The last time I was in Brighton, I hopped on the train and took the short, picturesque ride to the small port town of Newhaven. Cut in two by the River Ouse, Newhaven rather scrappily straddles its way along the river down to the shingly beaches.
Newhaven has had shingle trouble down the years. The shingle had built up into a spit that blocked the Ouse’s passage to the sea, allowing neighbouring Seaford – gateway to the Seven Sisters – to steal a march and become the principal port hereabouts. In the 1500s they cut through the spit and let geography do the rest – it’s more sheltered as a harbour than Seaford. Unfortunately geography also kept delivering shingle, and in the late 1700s they set about creating a breakwater to prevent longshore drift. They were so sure they’d got it right this time that people started calling it the “new haven”. Since then it’s had its moments, especially since the railway came in the 1800s and the ferry service to Dieppe in Normandy started.

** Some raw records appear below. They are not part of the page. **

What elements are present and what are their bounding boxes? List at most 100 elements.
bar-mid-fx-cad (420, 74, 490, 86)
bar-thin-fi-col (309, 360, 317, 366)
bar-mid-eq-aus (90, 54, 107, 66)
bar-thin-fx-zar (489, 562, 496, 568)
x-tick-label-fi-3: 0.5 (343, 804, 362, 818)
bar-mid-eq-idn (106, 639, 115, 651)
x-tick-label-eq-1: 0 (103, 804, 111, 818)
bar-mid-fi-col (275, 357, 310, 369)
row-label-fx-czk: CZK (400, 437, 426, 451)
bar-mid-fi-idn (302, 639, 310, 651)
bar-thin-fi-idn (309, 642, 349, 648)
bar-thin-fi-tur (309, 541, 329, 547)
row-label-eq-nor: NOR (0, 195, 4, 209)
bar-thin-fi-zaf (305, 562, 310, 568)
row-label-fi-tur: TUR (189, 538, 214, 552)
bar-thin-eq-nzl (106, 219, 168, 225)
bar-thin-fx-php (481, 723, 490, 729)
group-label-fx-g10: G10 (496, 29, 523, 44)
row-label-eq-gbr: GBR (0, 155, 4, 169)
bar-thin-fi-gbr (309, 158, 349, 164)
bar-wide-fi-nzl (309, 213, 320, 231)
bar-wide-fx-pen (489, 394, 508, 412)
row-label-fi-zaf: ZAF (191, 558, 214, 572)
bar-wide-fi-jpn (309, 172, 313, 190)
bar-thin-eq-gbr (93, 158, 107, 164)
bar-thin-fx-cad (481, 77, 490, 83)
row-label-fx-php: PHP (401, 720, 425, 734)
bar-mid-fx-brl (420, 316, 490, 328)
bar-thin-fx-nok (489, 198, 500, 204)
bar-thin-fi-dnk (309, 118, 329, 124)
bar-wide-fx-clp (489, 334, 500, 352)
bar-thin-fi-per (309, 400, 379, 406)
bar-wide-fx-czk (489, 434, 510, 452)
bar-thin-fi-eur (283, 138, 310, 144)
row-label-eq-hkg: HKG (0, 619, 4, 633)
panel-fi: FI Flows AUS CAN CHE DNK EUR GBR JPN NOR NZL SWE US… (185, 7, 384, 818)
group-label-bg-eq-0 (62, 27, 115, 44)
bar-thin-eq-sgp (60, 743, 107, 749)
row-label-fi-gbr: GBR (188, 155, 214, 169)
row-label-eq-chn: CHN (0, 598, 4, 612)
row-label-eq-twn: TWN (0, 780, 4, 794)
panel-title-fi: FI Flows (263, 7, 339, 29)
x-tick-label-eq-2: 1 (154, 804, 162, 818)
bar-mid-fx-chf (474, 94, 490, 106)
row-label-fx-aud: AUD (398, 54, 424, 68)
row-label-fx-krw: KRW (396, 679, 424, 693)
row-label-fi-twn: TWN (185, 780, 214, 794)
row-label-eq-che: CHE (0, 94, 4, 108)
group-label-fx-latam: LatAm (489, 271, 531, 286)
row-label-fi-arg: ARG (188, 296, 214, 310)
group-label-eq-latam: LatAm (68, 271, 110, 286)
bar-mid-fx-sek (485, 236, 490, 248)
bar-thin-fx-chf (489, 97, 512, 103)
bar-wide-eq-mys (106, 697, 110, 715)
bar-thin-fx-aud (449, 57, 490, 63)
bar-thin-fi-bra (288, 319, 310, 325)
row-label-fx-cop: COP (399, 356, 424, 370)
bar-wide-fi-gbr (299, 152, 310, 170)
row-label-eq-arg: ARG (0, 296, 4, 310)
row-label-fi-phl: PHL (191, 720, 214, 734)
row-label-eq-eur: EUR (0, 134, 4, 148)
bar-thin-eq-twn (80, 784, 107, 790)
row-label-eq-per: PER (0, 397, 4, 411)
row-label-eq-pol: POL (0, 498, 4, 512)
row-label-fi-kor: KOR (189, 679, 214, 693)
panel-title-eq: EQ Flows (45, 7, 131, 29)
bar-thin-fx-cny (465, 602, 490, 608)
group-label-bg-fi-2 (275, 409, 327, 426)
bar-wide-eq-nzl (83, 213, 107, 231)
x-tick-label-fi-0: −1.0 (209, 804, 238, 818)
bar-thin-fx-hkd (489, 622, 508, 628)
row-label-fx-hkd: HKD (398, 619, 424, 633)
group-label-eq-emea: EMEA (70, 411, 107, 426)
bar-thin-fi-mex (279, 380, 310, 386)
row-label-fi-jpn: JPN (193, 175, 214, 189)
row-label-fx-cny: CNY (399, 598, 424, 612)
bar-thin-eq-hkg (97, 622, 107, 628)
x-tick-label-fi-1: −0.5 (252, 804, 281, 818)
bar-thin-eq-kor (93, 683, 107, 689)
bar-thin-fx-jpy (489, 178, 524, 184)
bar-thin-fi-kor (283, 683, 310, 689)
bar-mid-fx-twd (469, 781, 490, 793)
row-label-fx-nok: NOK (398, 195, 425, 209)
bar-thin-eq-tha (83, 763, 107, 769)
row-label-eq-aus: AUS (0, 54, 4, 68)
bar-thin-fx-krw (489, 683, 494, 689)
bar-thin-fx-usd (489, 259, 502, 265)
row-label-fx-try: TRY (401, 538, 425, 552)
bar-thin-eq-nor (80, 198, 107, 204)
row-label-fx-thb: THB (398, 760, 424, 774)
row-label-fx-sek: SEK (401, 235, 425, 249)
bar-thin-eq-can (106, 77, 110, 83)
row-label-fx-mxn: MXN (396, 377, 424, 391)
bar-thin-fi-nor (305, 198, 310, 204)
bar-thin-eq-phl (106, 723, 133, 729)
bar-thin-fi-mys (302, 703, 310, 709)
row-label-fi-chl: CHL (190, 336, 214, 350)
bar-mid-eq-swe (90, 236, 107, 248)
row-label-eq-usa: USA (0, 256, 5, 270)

In the First World War it was the principal port for the despatch of men to the front and in the Second, men left here for the tragic Dieppe Raid in 1942. Thirty years later, having (allegedly, of course) committed his own tragedy (allegedly), Lord Lucan’s blood-spattered car was found here. It’s unlikely he’d come to the port town of Newhaven to visit the old fort.
My photo roll from five years ago suggests I was most taken with the shingly beach on the west side of the quay. The Sussex and Kent coasts are essentially where the South Downs marches down to the sea, and the engagement with the English Channel has left sheer chalky cliff faces in many places, most famously the Seven Sisters and the White Cliffs of Dover. Newhaven’s cliffs have their own drama, as I recorded at the time…




Stunning as the scenery was, it was something else that made the biggest impression.
You’ll recall from my last post that this was five years ago, when COVID still made foreign travel very difficult. Not impossible, as I noted while standing on the quayside watching the ferry slide in from Dieppe that sunny July afternoon. Just very difficult, as I noted when I saw how empty it was. (Turns out that the French decided to keep this subsidised route going for the duration.)
But it was the first time I’d laid eyes on just about anything, or anyone, travelling between the UK and the rest of the world. And suddenly I felt the old sense of wonder about the mystique, the glamour, of foreign travel. It had only been eighteen months or so since my last trip abroad, but (as you can tell from the drop-down) I was used to travelling much more frequently than that, and the long absence left me feeling the same sense of innocent awe I had when boarding the ferry to Calais the first time I left the country on my own, thirty-five long years ago.
I did of course think, it’s just the Normandy-Dieppe ferry, there are easier ways to travel abroad.
But at that moment it looked different…and then as time went on, I remembered how much I’d enjoyed Brighton…and later read a bit about Dieppe…and a plan came together.



Back to today. Above you can see a few views of the quayside and the Ouse. The wooden piles are all that remain of the old swing bridge before the current one was swung into place in the seventies.
Unfortunately much of the eastern bank is Border Force territory – as I was rather firmly informed just a while ago – so you’ll have to imagine the decent view of the western side that I was going to include. Well, all the better to head to the port building, take a seat, and relax until it’s time to board.